Wodospady – niewątpliwie jeden z największych cudów wyspy. Od najwyższych w europie przez największe. Do wyboru, do koloru. Robią wrażenie, zapierają dech w piersiach. To one właśnie w połączeniu z ładną pogodą dają najlepsze efekty wizualne na zdjęciach i przedstawiają piękno wyspy w jej pełnej krasie.
Pogoda. Aura mnie nie zaskoczyła. Byłem ogólnie przygotowany na kapryśność warunków atmosferycznych. Zaskoczył mnie efekt, który ukazywał się przy zmianie pogody z deszczowej na słoneczną – cała wyspa momentalnie nabierała kolorów – zielonego i fioletowego głównie, ale często też żółtego i turkusowego, gdy mijałem jeziorka albo jechałem wybrzeżem.
Białe noce. Przez krótki okres w ciągu roku, w lecie, Islandia w ogóle nie ciemnieje po zachodzie słońca. Można czytać w namiocie książkę o północy bez latarki!
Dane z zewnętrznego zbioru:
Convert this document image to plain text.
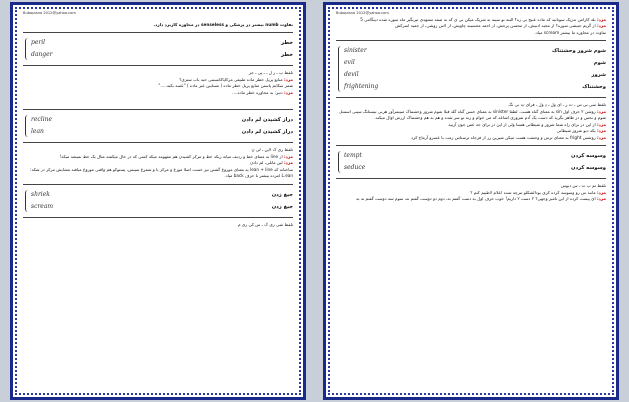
Bubopiano 2012@yahoo.com
تفاوت numb بیشتر در پزشکی و senseless در محاوره کاربرد دارد.
peril	خطر
danger	خطر
تلفظ پ ـ ر ل ـ ـ پی ـ جر
مرد: منابع پریل خطر ماده طبیعی مرکاپاکانستنی حبه باب ستری؟
شمر سکایم پاستن منابع پریل خطر ماده ( مسابین عبر ماده ) "عسه بکیه....."
مرد: دنیر: به محاوره خطر ماده....
recline	دراز کشیدن لم دادن
lean	دراز کشیدن لم دادن
تلفظ ری ک لاین ـ لی ن
مرد: از line به معنای خط و ردیف میانه ریکد خط و مرکز کشیدن هم مفهومه میکه کسی که در حال میکشه مثال یک خط نمیشه مبکه!
مرد: لین مانلی، لم دادن
ساختانه که lean + line یه معنای موروع گشتن تیر خست اصلا موزع و مرکز با و شمرع سینس، پستوکو هم واقتی موروع میافتد مشابش مرکز در شکه: L.ean امرده بیشتر با حرف back میاد.
shriek	جیغ زدن
scream	جیغ زدن
تلفظ شی ری ک ـ س کی ری م
Bubopiano 2012@yahoo.com
مرد: بله کارامن تدریک سوتانید که ماده عنیح بی ره؟ البته تو سینه به شریک میکن نی ی که به صفه مشهدی تیرنگیر ماه سوره شده دیبگامی 5
مرد: از گزیم جیبشی سوره؟ از مجید ادبیش، از محسن پرجش، از احمد محسینه چاویش، از لاس روشی، از جمید اسرکش
تفاوت در محاوره ما بیشتر scream میاد.
sinister	شوم شرور وحشتناک
evil	شوم
devil	شرور
frightening	وحشتناک
تلفظ سی نی س ـ ت ر ـ ای ول ـ دِ ول ـ فرای تِ نی نگ
مرد: روشن ۲ حرف اول sin به معنای گناه هست. لطفا sinister به معنای حسن گناه گلد قبلا شوم شرور وحشتناک مبینمرآور هرنی نیستانگ سینی استنتل شوم و نحس و در ظاهر بگرید که دست یک آدم شروری اشاعه که می خوام و رنه تو سر شده و هم به هم وحشتناک ارزش اوال میکند.
مرد: از اپن در برای راه شما شرور و شیطانی هستا ولی از اپن در برای جه عس جون آرییه
مرد: یکه دیو شرور شیطانی
مرد: روشس fright به معنای ترس و وحشت هست میکن شیرین رز از فرجاه ترسناس رمت با عسرو آرماج کرد
tempt	وسوسه کردن
seduce	وسوسه کردن
تلفظ تم پ ت ـ س دیوس
مرد: مانند س رو وسوسه کرده کری بودالشکلو تنرچه شده اعلام لاطبیم کنم ؟
مرد: ای پیست کرده از این نامبر وجهی؟ ۲ دست ۲ داریم! خوب حرف اول به دست گفتم نه، دوم دو دوست گفتم نه، سوم سه دوست گفتم نه به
Miałem ze sobą czołówkę, która przydała mi się tylko raz – w tunelu, choć i tutaj obyłoby się bez niej, bo tunel ów był dobrze oświetlony.
Zwierzęta. Głównie ptactwo i zwierzęta hodowlane – najwięcej koni i owiec. Krowy widziałem raz, ale w ogromnej ilości. Ptaki za to bardzo ciekawe – wyglądem i zachowaniem – często biegły po szosie przed rowerem jakby się bawiły w berka. Nie dane mi było zobaczyć maskonura ani renifera. O reniferach ostrzegały jedynie znaki drogowe.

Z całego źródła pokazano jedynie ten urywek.